Tout cinéaste manipule, mais Hitchcock était particulièrement doué dans ce domaine. « Comme il tenait à ce que ses films marchent en salle, il faisait tout pour attirer le public le plus large possible. Or, le spectateur aime avoir peur : c’est l’une des raisons qui expliquent l’épouvante et le suspense dans ses films. Pour mieux manipuler le spectateur, il abordait des thématiques dont il savait qu’elles toucheraient une corde sensible : la thématique de la mère, de l’identité sexuelle, du dédoublement, etc. Le cinéma en général a un rapport privilégié à la psychanalyse, puisqu’il montre un monde fantasmé. Cela, Hitchcock l’avait très bien compris. »

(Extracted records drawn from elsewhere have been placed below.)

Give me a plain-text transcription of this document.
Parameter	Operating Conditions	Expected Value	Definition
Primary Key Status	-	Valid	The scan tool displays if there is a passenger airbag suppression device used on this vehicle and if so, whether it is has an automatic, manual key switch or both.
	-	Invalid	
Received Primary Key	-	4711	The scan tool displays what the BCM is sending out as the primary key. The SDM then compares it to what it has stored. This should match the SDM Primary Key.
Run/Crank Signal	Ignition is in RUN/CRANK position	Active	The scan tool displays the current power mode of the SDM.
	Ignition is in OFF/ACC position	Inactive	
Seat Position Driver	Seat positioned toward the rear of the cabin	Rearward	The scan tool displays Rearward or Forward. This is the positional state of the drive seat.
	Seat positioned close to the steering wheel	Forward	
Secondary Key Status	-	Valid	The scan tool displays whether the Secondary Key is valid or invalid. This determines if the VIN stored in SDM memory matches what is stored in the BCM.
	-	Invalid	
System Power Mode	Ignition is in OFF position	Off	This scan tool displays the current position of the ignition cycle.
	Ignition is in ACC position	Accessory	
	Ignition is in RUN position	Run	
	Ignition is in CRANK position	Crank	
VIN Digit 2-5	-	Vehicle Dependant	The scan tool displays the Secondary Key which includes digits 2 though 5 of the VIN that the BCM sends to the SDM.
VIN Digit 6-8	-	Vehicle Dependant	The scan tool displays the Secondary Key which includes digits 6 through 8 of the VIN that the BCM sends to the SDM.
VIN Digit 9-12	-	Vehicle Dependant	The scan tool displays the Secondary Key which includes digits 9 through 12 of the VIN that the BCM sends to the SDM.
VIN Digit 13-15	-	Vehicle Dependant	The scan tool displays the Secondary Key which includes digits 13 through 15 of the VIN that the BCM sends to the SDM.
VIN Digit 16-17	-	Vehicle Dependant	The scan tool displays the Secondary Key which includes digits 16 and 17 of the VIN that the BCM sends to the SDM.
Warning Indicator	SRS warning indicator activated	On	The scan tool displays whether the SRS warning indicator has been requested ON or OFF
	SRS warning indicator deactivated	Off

Imité, copié… jamais égalé

Hitchcock a bien une héritière, Patricia, mais en matière de cinéma, il n’a jamais eu de descendant direct. « Pourtant, son influence est totale, rappelle Jean-François Rauger. D’abord, parce qu’il a porté les méthodes cinématographiques à leur perfection, et elles se retrouvent partout aujourd’hui. Quasiment tous les films d’épouvante hollywoodiens actuels s’inspirent de lui, et de sa façon d’installer le suspense. Ensuite, on retrouve évidemment son influence dans le cinéma de Truffaut, sans doute l’un de ses plus fervents admirateurs, ainsi que chez Claude Chabrol ou Jean-Claude Brissaut. »
Au-delà de l’influence qu’il a eue sur les générations futures, Hitchcock a aussi été copié, de son temps déjà : c’est le cas de Hantise de Georges Cukor (1944), « une bonne imitation » pour Jean-François Rauger, ou encore dans Pas de lauriers pour les tueurs de Mark Robson (1963): « un peu raté. »

Pour le plaisir

C’est le but clairement avoué de la rétrospective qui a commencé mercredi 5 janvier à la Cinémathèque de Paris (jusqu’au 28 février). « Parce que le visionnage d’un film d’Hitchcock au cinéma n’a rien à voir avec celle d’un DVD, affirme Jean-François Rauger. Je ne dénigre pas le DVD, qui permet de découvrir des raretés. Mais le cinéma reste la meilleure façon de percevoir ses films, et ses influences. L’expressionisme allemand ou encore le cinéma soviétique, pour ne citer qu’elles. Revoir un film d’Hitchcock, c’est la répétition d’un plaisir d’une part, mais aussi une manière d’en apprendre encore davantage. »

 

En savoir plus

Alfred Hitchcock sera également à l’honneur l’Institut Lumière de Lyon du 4 janvier au 3 avril. Ces rétrospectives, à Lyon et à Paris, sont organisées à l’occasion de la sortie française du livre de Patrick McGilligan. Alfred Hitchcock, une vie d’ombre et de lumière (éd. Actes Sud/Institut Lumière). La biographie est monumentale, perçue comme le portrait le plus abouti du maître. Bertrand Tavernier et Thierry Frémont, respectivement président et directeur de l’Institut Lumière, ont voulu accompagner l’événement par un hiver hitchcockien.